As to the SEC’s insider trading claim, the court denied Mangan’s motion to dismiss, noting that the decision was “a close case—dare I say, very close case—particularly in view of the apparent nonevent that the announcement of the PIPE seemed to be.” Although the court’s analysis of the insider trading issue appeared to focus on the particular facts and circumstances of this case, including the timing of Mangan’s short sale order versus the execution of that order, the judge’s conclusion that the announcement of the PIPE was a “nonevent” does not suggest confidence in the SEC’s position.

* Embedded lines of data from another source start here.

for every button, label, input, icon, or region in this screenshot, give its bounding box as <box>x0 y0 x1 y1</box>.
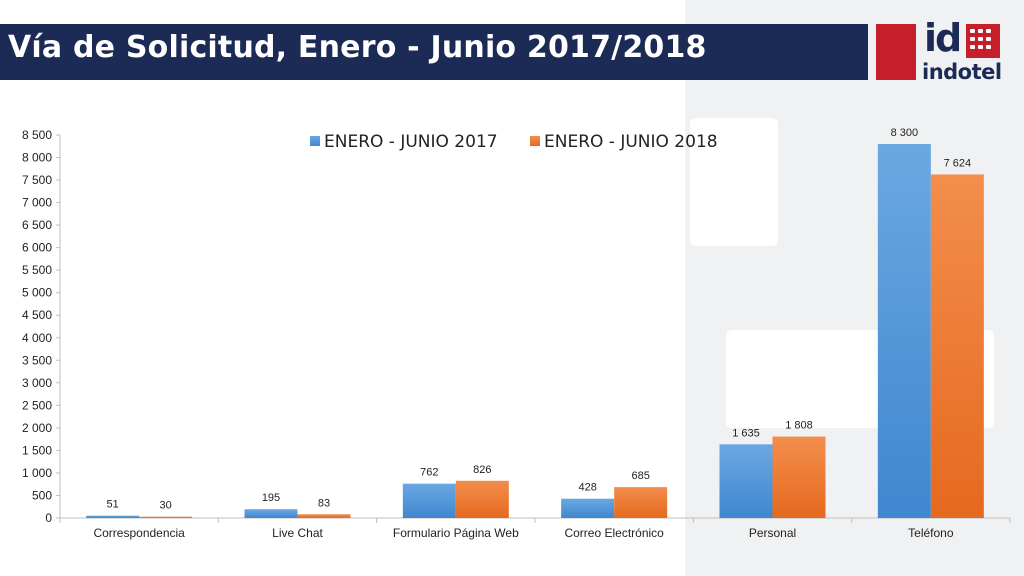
data-label: 195 <box>262 492 280 504</box>
legend-swatch <box>530 136 540 146</box>
bar-2018 <box>772 436 826 518</box>
x-tick-label: Teléfono <box>908 526 954 540</box>
x-tick-label: Correo Electrónico <box>564 526 664 540</box>
x-tick-label: Correspondencia <box>93 526 185 540</box>
data-label: 7 624 <box>944 157 972 169</box>
legend: ENERO - JUNIO 2017 ENERO - JUNIO 2018 <box>310 132 718 152</box>
y-tick-label: 3 000 <box>22 376 52 390</box>
logo-name: indotel <box>922 60 1002 84</box>
data-label: 428 <box>578 482 596 494</box>
bar-2017 <box>561 498 615 518</box>
legend-swatch <box>310 136 320 146</box>
data-label: 762 <box>420 467 438 479</box>
data-label: 83 <box>318 497 330 509</box>
y-tick-label: 4 500 <box>22 308 52 322</box>
y-tick-label: 2 500 <box>22 398 52 412</box>
data-label: 51 <box>107 499 119 511</box>
logo-grid-icon <box>966 24 1000 58</box>
data-label: 8 300 <box>891 127 919 139</box>
bar-2018 <box>455 480 509 518</box>
y-axis: 0 500 1 000 1 500 2 000 2 500 3 000 3 500 4 000 4… <box>22 128 61 525</box>
bar-2018 <box>614 487 668 518</box>
legend-label: ENERO - JUNIO 2018 <box>544 132 718 152</box>
y-tick-label: 5 000 <box>22 286 52 300</box>
y-tick-label: 8 500 <box>22 128 52 142</box>
x-tick-label: Live Chat <box>272 526 323 540</box>
x-tick-label: Formulario Página Web <box>393 526 519 540</box>
legend-label: ENERO - JUNIO 2017 <box>324 132 498 152</box>
y-tick-label: 8 000 <box>22 151 52 165</box>
y-tick-label: 7 500 <box>22 173 52 187</box>
y-tick-label: 7 000 <box>22 196 52 210</box>
title-bar <box>0 24 868 80</box>
bar-2018 <box>139 516 193 518</box>
y-tick-label: 2 000 <box>22 421 52 435</box>
x-axis: Correspondencia Live Chat Formulario Págin… <box>59 517 1011 540</box>
logo-mark: id <box>924 16 962 60</box>
y-tick-label: 0 <box>45 511 52 525</box>
bar-2017 <box>86 515 140 518</box>
data-label: 1 808 <box>785 420 813 432</box>
y-tick-label: 4 000 <box>22 331 52 345</box>
data-label: 685 <box>631 470 649 482</box>
page-title: Vía de Solicitud, Enero - Junio 2017/201… <box>8 30 707 65</box>
y-tick-label: 6 500 <box>22 218 52 232</box>
bars: 51 30 195 83 762 826 428 685 1 635 1 808 8 300 7 62… <box>86 127 984 518</box>
y-tick-label: 3 500 <box>22 353 52 367</box>
data-label: 826 <box>473 464 491 476</box>
bar-2018 <box>297 514 351 518</box>
background-block <box>690 118 778 246</box>
y-tick-label: 6 000 <box>22 241 52 255</box>
y-tick-label: 5 500 <box>22 263 52 277</box>
data-label: 30 <box>160 500 172 512</box>
bar-2017 <box>877 144 931 518</box>
x-tick-label: Personal <box>749 526 796 540</box>
logo-red-block <box>876 24 916 80</box>
y-tick-label: 1 500 <box>22 443 52 457</box>
bar-2017 <box>402 483 456 518</box>
bar-2017 <box>244 509 298 518</box>
bar-2018 <box>930 174 984 518</box>
bar-2017 <box>719 444 773 518</box>
bar-chart: 0 500 1 000 1 500 2 000 2 500 3 000 3 500 4 000 4… <box>22 127 1011 540</box>
y-tick-label: 1 000 <box>22 466 52 480</box>
y-tick-label: 500 <box>32 488 52 502</box>
data-label: 1 635 <box>732 427 760 439</box>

Will SEC Appeal? Will It Eventually Reevaluate?
It remains to be seen what impact, if any, this ruling will have on the SEC’s enforcement activity in the PIPEs area. At the heart of Judge Mullen’s ruling is the recognition that buyers on the opposite side of short sales receive issuer stock regardless of what method is later used to cover that short position.
Despite that keen judicial observation, the SEC may appeal the ruling, and, certainly, the agency continues to assert its Section 5 theory in other active cases in other jurisdictions. Indeed, the next court to weigh in on this issue likely will be the United States District Court for the Southern District of New York, where the SEC has sued Gryphon Partners using the same Section 5 theory asserted in Mangan’s case but with more egregious allegations of “wash sales,” “matched orders” and “naked shorting” through Canadian brokers.
Like Mangan, Gryphon has moved to dismiss the SEC’s claims. Since earlier this year Gryphon’s motion has been fully briefed by both sides and awaits the court’s decision. If the New York court also decides that the SEC’s Section 5 theory has no merit, we might expect and hope that the SEC will reevaluate its enforcement program in this area.
Nicolas Morgan and Perrie Weiner are partners at international law firm DLA Piper.